1. Inform the licensed nurse. 2. Administer pain medication to reduce the discomfort.
3. Apply ice and maintain the infusion rate, as prescribed.
4. Elevate the extremity of the IV site, and slow the infusion. - answer>>>1. Notify the registered
nurse.
Rationale:
When antineoplastic medications (Chemotheraputic Agents) are administered via IV, great care must be
taken to prevent the medication from escaping into the tissues surrounding the injection site, because
pain, tissue damage, and necrosis can result. The nurse keeps an eye out for signs of extravasation, like
redness or swelling at the site of the insertion and a slower rate of infusion. The registered nurse will
then get in touch with the health care provider in the event of extravasation. 13.) The client with
squamous cell carcinoma of the larynx is receiving bleomycin intravenously.

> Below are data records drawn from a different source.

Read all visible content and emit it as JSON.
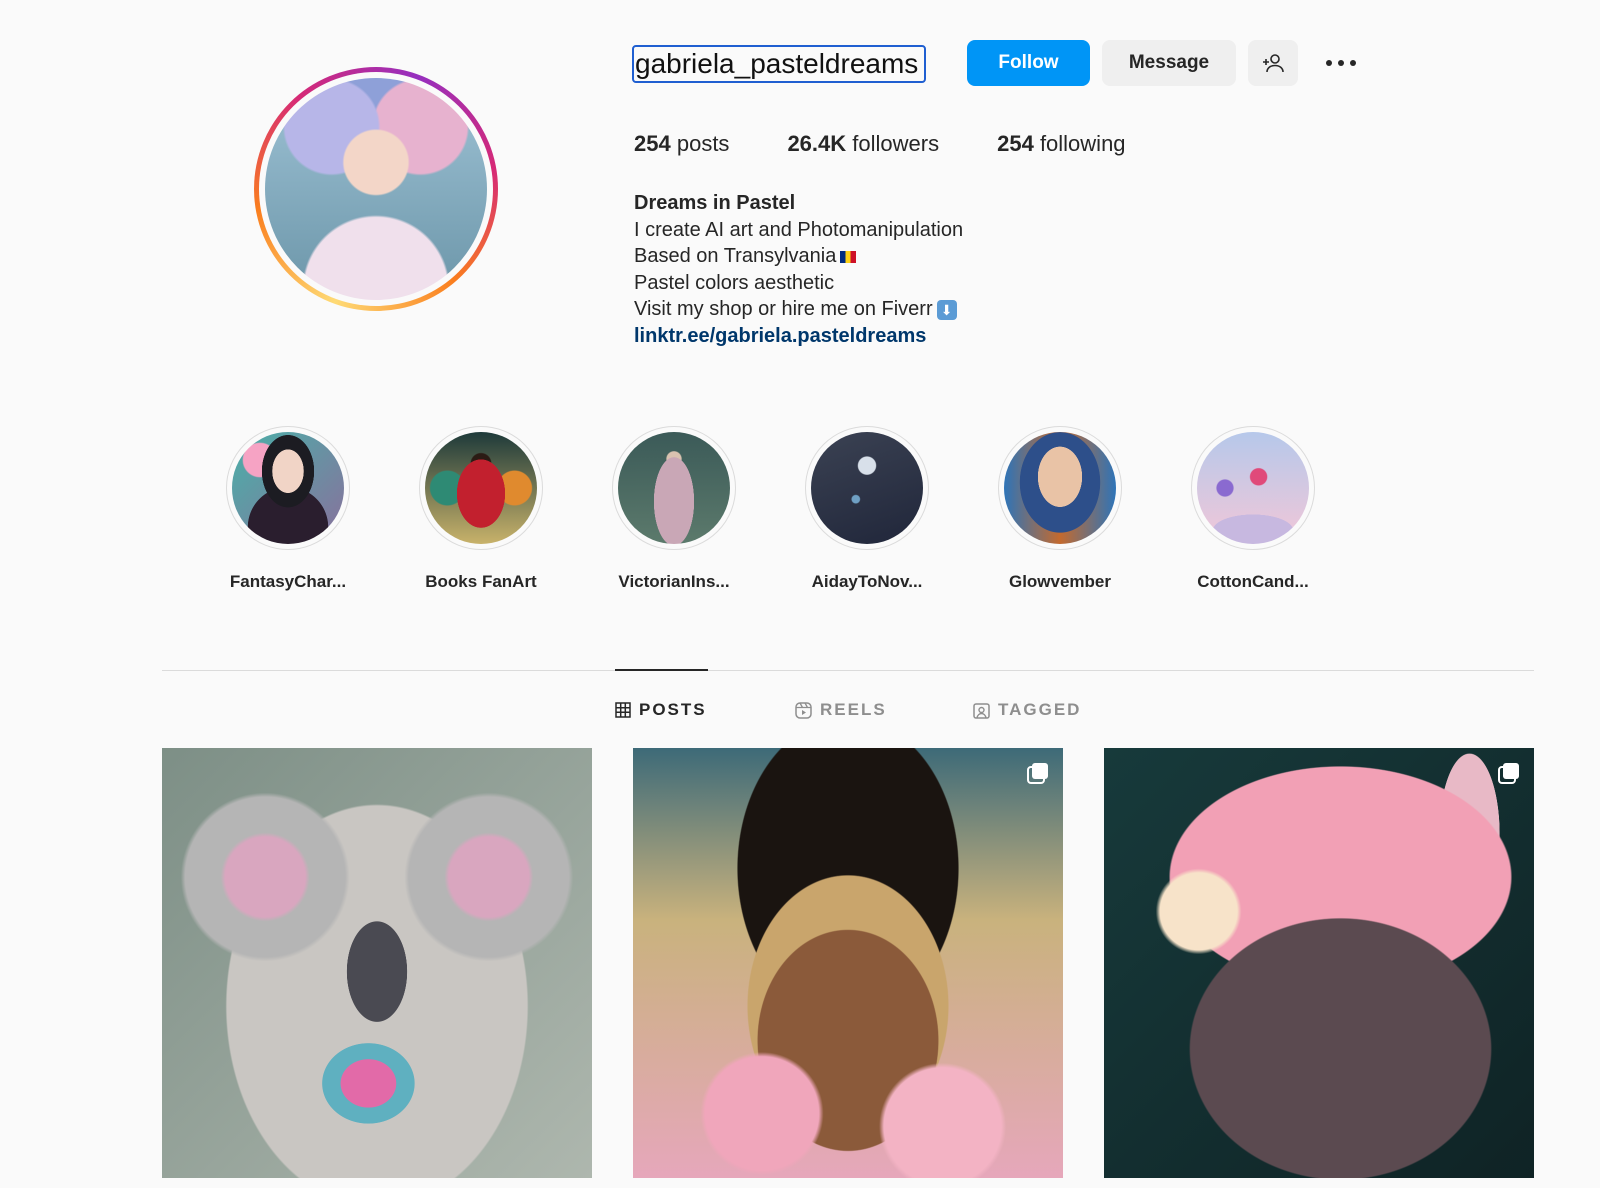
{
  "profile": {
    "username": "gabriela_pasteldreams",
    "follow_label": "Follow",
    "message_label": "Message",
    "add_user_icon": "add-user-icon",
    "more_icon": "more-options-icon",
    "stats": {
      "posts_count": "254",
      "posts_label": "posts",
      "followers_count": "26.4K",
      "followers_label": "followers",
      "following_count": "254",
      "following_label": "following"
    },
    "bio": {
      "name": "Dreams in Pastel",
      "line1": "I create AI art and Photomanipulation",
      "line2": "Based on Transylvania",
      "line3": "Pastel colors aesthetic",
      "line4": "Visit my shop or hire me on Fiverr",
      "link": "linktr.ee/gabriela.pasteldreams"
    }
  },
  "highlights": [
    {
      "label": "FantasyChar..."
    },
    {
      "label": "Books FanArt"
    },
    {
      "label": "VictorianIns..."
    },
    {
      "label": "AidayToNov..."
    },
    {
      "label": "Glowvember"
    },
    {
      "label": "CottonCand..."
    }
  ],
  "tabs": [
    {
      "label": "POSTS",
      "icon": "grid-icon",
      "active": true
    },
    {
      "label": "REELS",
      "icon": "reels-icon",
      "active": false
    },
    {
      "label": "TAGGED",
      "icon": "tagged-icon",
      "active": false
    }
  ],
  "colors": {
    "accent": "#0095f6",
    "link": "#00376b",
    "background": "#fafafa"
  }
}
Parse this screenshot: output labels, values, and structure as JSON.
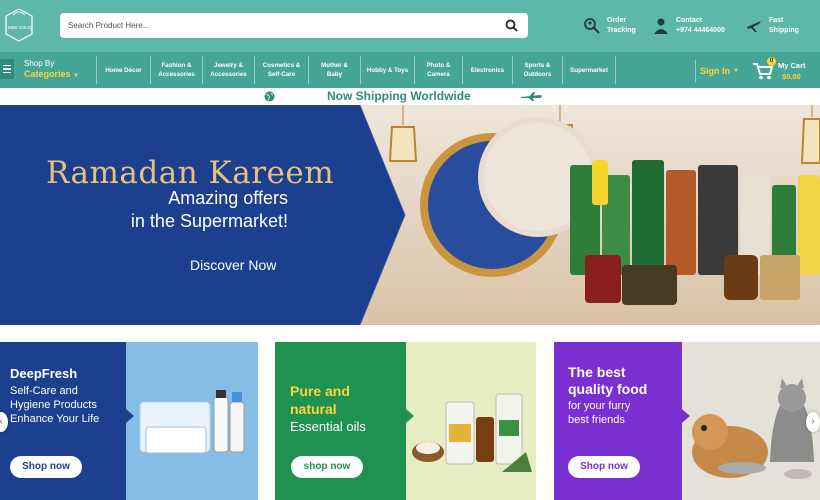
{
  "header": {
    "logo_text": "MINI SOUQ",
    "search": {
      "placeholder": "Search Product Here..."
    },
    "links": [
      {
        "line1": "Order",
        "line2": "Tracking",
        "icon": "search-pin-icon"
      },
      {
        "line1": "Contact",
        "line2": "+974 44464000",
        "icon": "phone-user-icon"
      },
      {
        "line1": "Fast",
        "line2": "Shipping",
        "icon": "airplane-icon"
      }
    ]
  },
  "category_bar": {
    "shop_by": "Shop By",
    "categories_label": "Categories",
    "items": [
      {
        "l1": "Home Décor",
        "l2": ""
      },
      {
        "l1": "Fashion &",
        "l2": "Accessories"
      },
      {
        "l1": "Jewelry &",
        "l2": "Accessories"
      },
      {
        "l1": "Cosmetics &",
        "l2": "Self-Care"
      },
      {
        "l1": "Mother &",
        "l2": "Baby"
      },
      {
        "l1": "Hobby & Toys",
        "l2": ""
      },
      {
        "l1": "Photo &",
        "l2": "Camera"
      },
      {
        "l1": "Electronics",
        "l2": ""
      },
      {
        "l1": "Sports &",
        "l2": "Outdoors"
      },
      {
        "l1": "Supermarket",
        "l2": ""
      }
    ],
    "sign_in": "Sign In",
    "cart": {
      "label": "My Cart",
      "amount": "$0.00",
      "count": "0"
    }
  },
  "shipping_strip": {
    "text": "Now Shipping Worldwide"
  },
  "hero": {
    "title": "Ramadan Kareem",
    "subtitle_line1": "Amazing offers",
    "subtitle_line2": "in the Supermarket!",
    "cta": "Discover Now"
  },
  "promos": [
    {
      "title": "DeepFresh",
      "body": [
        "Self-Care and",
        "Hygiene Products",
        "Enhance Your Life"
      ],
      "button": "Shop now",
      "color": "#1d3f8f"
    },
    {
      "title": [
        "Pure and",
        "natural"
      ],
      "body": [
        "Essential oils"
      ],
      "button": "shop now",
      "color": "#1f9150"
    },
    {
      "title": [
        "The best",
        "quality food"
      ],
      "body": [
        "for your furry",
        "best friends"
      ],
      "button": "Shop now",
      "color": "#7a2fd0"
    }
  ],
  "colors": {
    "header": "#5db8a8",
    "category_bar": "#45a596",
    "accent_yellow": "#ffd23c",
    "hero_blue": "#1d3f8f",
    "hero_gold": "#e6c27a"
  }
}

The nurse caring for the
client anticipates that which diagnostic study will be prescribed?
1. Echocardiography
2. Electrocardiography
3. Cervical radiography
4. Pulmonary function studies - answer>>>4. Pulmonary function studies
Rationale:
Bleomycin is an antineoplastic medication (Chemotheraputic Agents) that can cause interstitial
pneumonitis, which can progress to pulmonary fibrosis. Pulmonary function studies along with
hematological, hepatic, and renal function tests need to be monitored. The nurse needs to monitor lung
sounds for dyspnea and crackles, which indicate pulmonary toxicity. If pulmonary toxicity occurs, the
medication must be stopped immediately. Options 1, 2, and 3 are unrelated to the specific use of this
medication.14.) The client with acute myelocytic leukemia is being treated with busulfan (Myleran).
Which laboratory value would the nurse specifically monitor during treatment with this medication?